Es ist gewiss auch gesunder Pragmatismus, wenn man versucht, immer auf das Positive zu sehen, die Erfolge zu feiern, sich mit Problemen und Niederlagen nicht lange und schon gar nicht allzu öffentlich aufzuhalten. Statt lange über die Gründe des Scheiterns zu philosophieren, steht man lieber auf, blickt nach vorn, beschreitet andere Wege oder findet neue Partner. Geht man diesen Schritt aber zu schnell, dann verpasst man die Gelegenheit, über tiefere Fragen nachzudenken als die Arithmetik der Kennzahlen – und dabei etwas über sich selbst zu lernen, das einen schließlich auch verändern kann. Erfolge zu feiern und über Niederlagen zu trauern ist kein Widerspruch, sondern nur ein gesundes Gleichgewicht. Mit der sprichwörtlichen britischen stiff upper lip funktioniert das für mein Empfinden eher schlecht.

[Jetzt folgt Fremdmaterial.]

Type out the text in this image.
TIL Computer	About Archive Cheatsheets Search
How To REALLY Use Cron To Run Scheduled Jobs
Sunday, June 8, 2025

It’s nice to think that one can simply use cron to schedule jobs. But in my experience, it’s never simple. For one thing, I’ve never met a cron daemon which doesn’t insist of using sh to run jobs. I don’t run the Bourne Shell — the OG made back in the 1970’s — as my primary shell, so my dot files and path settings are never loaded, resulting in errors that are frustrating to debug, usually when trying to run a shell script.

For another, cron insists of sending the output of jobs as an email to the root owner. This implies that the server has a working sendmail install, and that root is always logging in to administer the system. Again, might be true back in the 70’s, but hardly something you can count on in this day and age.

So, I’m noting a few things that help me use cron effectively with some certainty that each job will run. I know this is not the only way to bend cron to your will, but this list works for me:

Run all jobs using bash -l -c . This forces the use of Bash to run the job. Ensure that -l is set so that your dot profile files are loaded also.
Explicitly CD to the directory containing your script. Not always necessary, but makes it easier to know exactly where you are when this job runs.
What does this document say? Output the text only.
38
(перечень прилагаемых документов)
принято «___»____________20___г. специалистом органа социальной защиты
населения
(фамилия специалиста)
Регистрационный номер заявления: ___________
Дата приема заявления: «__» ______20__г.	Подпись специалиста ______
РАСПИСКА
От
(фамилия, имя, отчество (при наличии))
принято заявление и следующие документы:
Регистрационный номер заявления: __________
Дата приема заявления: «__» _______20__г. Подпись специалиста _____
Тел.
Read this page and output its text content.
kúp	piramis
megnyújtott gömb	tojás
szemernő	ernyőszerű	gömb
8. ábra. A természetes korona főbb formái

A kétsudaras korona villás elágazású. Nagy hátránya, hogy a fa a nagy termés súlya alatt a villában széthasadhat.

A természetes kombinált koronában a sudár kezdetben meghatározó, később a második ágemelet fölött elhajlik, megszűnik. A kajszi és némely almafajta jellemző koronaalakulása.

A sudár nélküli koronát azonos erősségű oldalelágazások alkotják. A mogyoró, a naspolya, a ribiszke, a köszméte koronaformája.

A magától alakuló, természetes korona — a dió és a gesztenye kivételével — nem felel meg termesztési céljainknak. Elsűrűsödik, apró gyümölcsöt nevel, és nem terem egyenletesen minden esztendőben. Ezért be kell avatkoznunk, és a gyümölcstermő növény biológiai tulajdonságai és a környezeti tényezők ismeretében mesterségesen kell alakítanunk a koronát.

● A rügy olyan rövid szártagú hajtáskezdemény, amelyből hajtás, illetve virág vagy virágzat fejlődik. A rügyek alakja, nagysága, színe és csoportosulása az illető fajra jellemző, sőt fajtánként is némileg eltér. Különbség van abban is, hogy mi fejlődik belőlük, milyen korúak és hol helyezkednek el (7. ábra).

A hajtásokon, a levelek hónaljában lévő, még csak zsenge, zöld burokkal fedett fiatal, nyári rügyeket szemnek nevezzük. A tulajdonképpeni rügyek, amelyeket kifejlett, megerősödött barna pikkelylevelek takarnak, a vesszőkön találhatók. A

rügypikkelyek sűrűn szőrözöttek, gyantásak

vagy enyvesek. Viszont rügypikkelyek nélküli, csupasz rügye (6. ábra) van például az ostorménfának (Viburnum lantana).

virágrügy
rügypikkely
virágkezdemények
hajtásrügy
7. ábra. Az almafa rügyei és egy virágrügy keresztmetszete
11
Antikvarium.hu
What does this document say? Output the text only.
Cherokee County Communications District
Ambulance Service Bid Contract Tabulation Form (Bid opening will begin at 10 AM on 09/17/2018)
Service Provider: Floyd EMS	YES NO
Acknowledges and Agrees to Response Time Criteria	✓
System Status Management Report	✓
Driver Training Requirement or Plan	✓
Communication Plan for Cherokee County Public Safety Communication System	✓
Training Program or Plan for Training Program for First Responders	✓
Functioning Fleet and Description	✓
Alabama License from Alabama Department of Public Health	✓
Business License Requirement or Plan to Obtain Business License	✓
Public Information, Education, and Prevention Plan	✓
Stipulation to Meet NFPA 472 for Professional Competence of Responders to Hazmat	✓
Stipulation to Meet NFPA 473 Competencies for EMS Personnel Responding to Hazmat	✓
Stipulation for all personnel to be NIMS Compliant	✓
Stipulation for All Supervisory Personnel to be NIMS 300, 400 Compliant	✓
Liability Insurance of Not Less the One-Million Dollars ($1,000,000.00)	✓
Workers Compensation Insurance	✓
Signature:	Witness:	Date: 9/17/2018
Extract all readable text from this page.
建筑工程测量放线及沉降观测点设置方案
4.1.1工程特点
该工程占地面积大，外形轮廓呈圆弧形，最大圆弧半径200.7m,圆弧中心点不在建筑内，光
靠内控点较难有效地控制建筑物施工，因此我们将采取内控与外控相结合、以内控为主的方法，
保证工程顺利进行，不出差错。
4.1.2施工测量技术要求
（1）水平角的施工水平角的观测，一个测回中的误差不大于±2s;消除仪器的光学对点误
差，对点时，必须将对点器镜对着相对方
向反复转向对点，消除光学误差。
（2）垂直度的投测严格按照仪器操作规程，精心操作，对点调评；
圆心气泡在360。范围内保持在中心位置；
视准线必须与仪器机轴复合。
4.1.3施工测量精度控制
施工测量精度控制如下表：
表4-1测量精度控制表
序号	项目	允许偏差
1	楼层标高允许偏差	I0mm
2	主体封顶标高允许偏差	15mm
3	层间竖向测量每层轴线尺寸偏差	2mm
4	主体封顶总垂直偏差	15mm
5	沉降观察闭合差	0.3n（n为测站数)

Der britische Theologe John Drane hat schon 2008 recht scharf formuliert:

Alpha is highly rationalized, and though to some people the label of ‚McDonaldization‘ is a bad thing, ab by-word for oppressive structures, narrow-mindedness and personal exploitation, Nicky Gumbel repeatedly cites the business model associated with this label as a way of justifying the imposition of a rigid form of control that insists that Alpha must conform to a particular scheme wherever it is delivered, regardless of the local cultural context. … In spite of the fact that discussion and questioning appears to be encouraged, the reality is that Nicky Gumbel always ha the right answer. Alpha tries to address this criticism though its informal style, the emphasis on meals, time spent in groups, and going away for weekends. … To use a communal model effectively, we need to trust the process, and Alpha (at least in its official formulations) fails to to this because all the outcomes need to be tidy.

Ich weiß nicht, ob etwa Graham Tomlin auf Dranes Bedenken irgendwo geantwortet hat. An anderer Stelle (vgl. z.B. den Godpod des St. Paul’s Theological Centre, wo auch Jane Williams – die Frau von Rowan Williams – mitwirkt) wird ja durchaus offen und mit weitem Horizont diskutiert. Vielleicht wirkt sich das irgendwann auch einmal auf andere Bereiche des HTB-Kosmos aus.

Mir geht es mit diesem Zitat nur darum zu zeigen, dass eben immer wieder dieselben Punkte hinterfragt werden. Und aus eigener Erfahrung kann ich sagen, dass solche Kritik organisationsintern auf den internationalen Alpha-Treffen, an denen ich teilgenommen habe, nirgendwo diskutiert wurde. Man breitet einfach den Mantel des Schweigens darüber – vielleicht auch nur aus Hilflosigkeit. Aber manchmal ist keine Antwort für das Gegenüber eben auch eine Antwort. Im Alpha-Kurs, das habe ich gleich zu Beginn gelernt und seither auch immer beherzigt, sind alle Fragen erlaubt. Meine Hoffnung ist, dass die Organisation, die daraus entstanden ist, das auch eines Tages noch lernt.

Mehr als das Hochglanz-Marketing, schreibt John Drane am Ende des oben zitierten Artikels, ist vielleicht ja die ehrliche Verletzlichkeit derer, die im Alpha-Kurs mitarbeiten, das Geheimnis seines offensichtlichen Erfolges.